A clear boundary, possibly consisting of separate positive and negative anomalies runs south past [5] before turning east to [12] where it seems to bifurcate and run either side of the anomalies at [7] . The initial section in the vicinity of [5] corresponds with a linear feature identified on the earthwork survey and the existence of both positive and negative anomalies might suggest it is formed of wall footings running inside a parallel ditch. Whilst it is also possible that a ditch feature with a strongly magnetised fill could cause both a positive anomaly and a negative %shadow", excavations in 1993 across this boundary have confirmed the former interpretation (trench 73/93/4016/A).

At [12] where this boundary splits, the southern arm continues straight, almost due east to the present eastern field boundary. As this appears to mark the southernmost extent of the conjectured Roman wall footings, it is tempting to suggest that it is an original Roman boundary. The northern arm describes a dog-leg to run between [6] and [7] before apparently turning north to pass just west of [11] as a broad positive linear anomaly. It is possible that this represents a later, perhaps medieval modification to the boundary no longer respecting the Roman layout of the site.

The structure at [11] just north of the water pipe may represent the remains of a further masonry structure, surrounded by substantial areas of positive magnetic enhancement indicative of intensive activity. Excavation near the spring to the north-west of this area (trench 73/93/4016/E) discovered tight, burnt cobbling, the probable cause of this enhancement. The lack of material above the stones suggested a medieval date.
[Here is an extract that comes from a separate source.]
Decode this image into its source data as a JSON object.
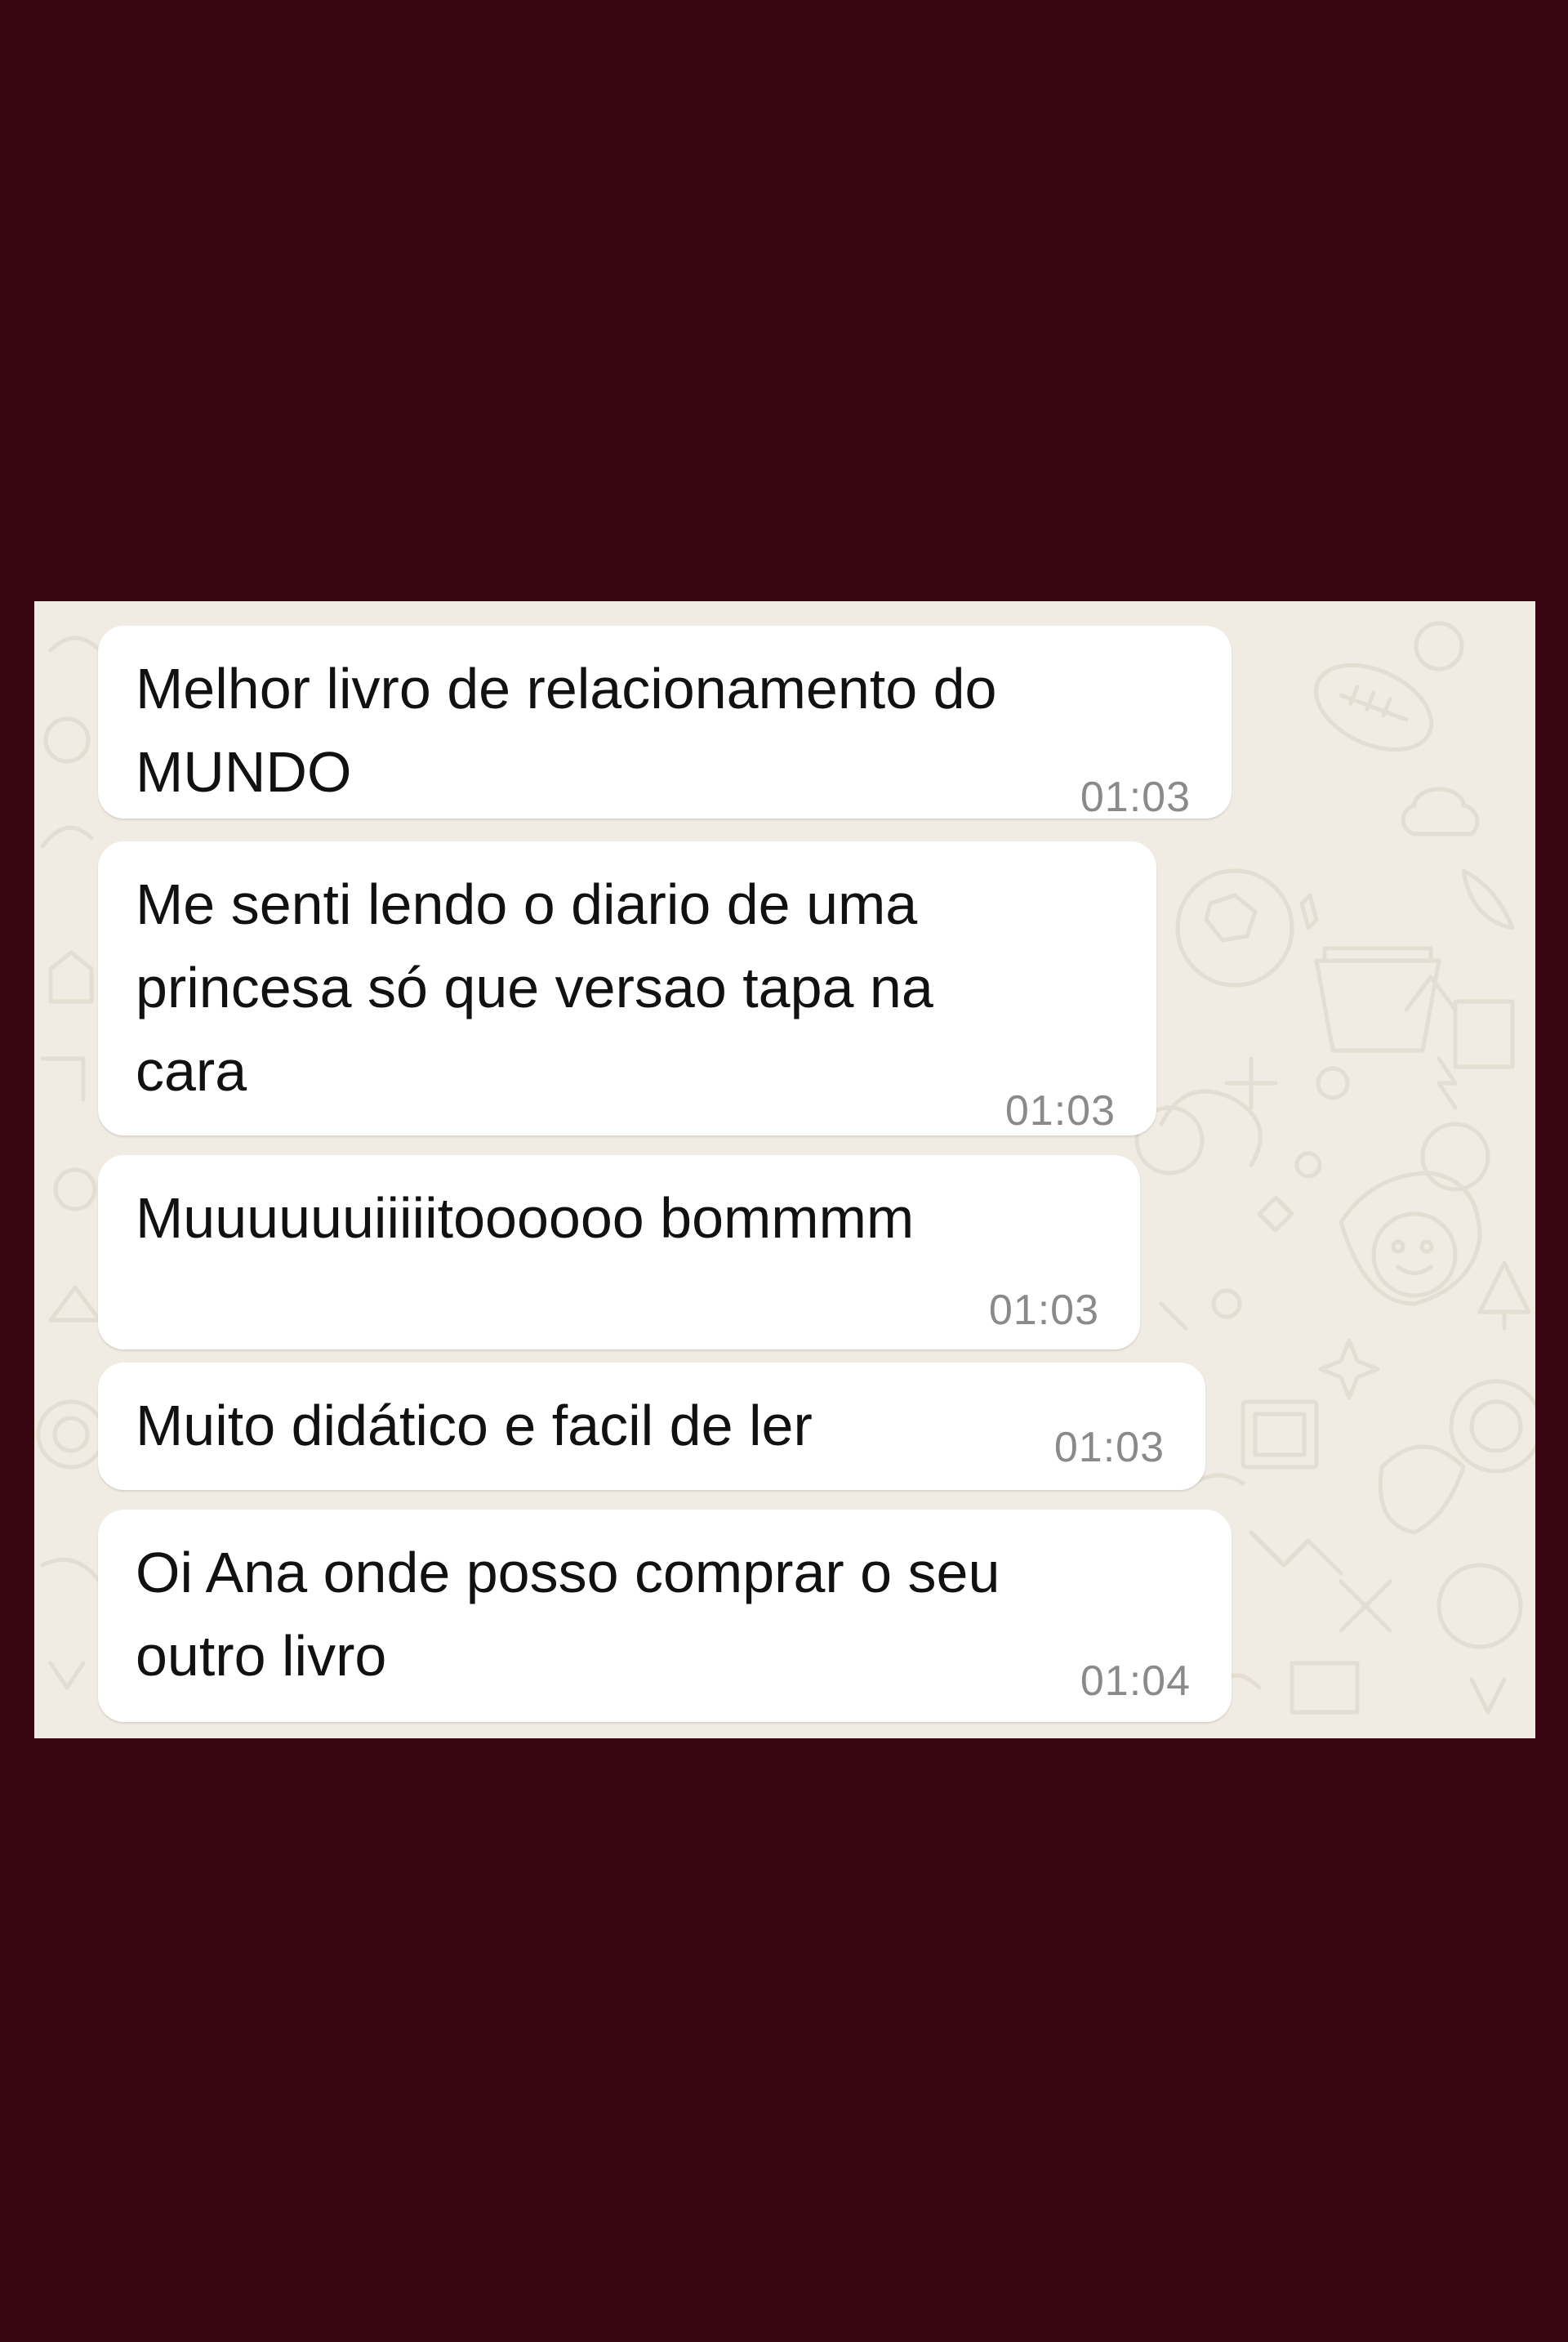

Immediately to the northeast, a further complex of possible wall footings has been identified around [13] , associated with several amorphous areas of enhanced magnetisation suggestive of human activity. Within this complex, the short positive east-west ditch to the north of [13] was identified as Roman during excavations in the neighbouring field in 1997. It does not appear to respect the alignment of the putative wall footings, implying that the buildings are later, perhaps dating from the medieval period. Within one of these conjectured buildings, at the place marked by [13] is a circular positive anomaly exhibiting strong magnetisation (shown in orange). Studying the trace plot of Figure 4, it can be discerned that this has a double peaked form with a maximum anomaly strength of about 25nT. It is possible that this is caused by the subsurface remains of a kiln or furnace and it is perhaps significant that a spring has been identified immediately adjacent to this complex of anomalies. However, if this is the case then the structure must be fairly deeply buried as a much higher peak anomaly strength would usually be expected. Hence, given that other burnt stonework has been discovered nearby, it is also possible that it is caused by the burnt masonry.

The positive linear anomaly running north-south through this group of features has been identified as a previous field boundary known to have existed between 1759 and 1839.

To the west, a clear imprint of the final, 14th-century plan of the medieval church is evident at [14] . However, no evidence of any earlier phases of construction between the 8th- and 14th-centuries can be discerned, even when studying the higher resolution survey shown in Figure 6. The church is surrounded by amorphous areas of strong magnetisation and it is possible that these mask the responses from earlier footings. The amorphous anomalies are strongest along the north wall of the church, where they are linear in character, and also either side of the entrance in the south wall, where two prominent individual anomalies are visible. It is possible that all the positive anomalies around the perimeter of the church are caused by the interment of human remains; certainly graves were discovered during excavations to the south (trench 73/93/4016/B), one of which was covered with a grave slab.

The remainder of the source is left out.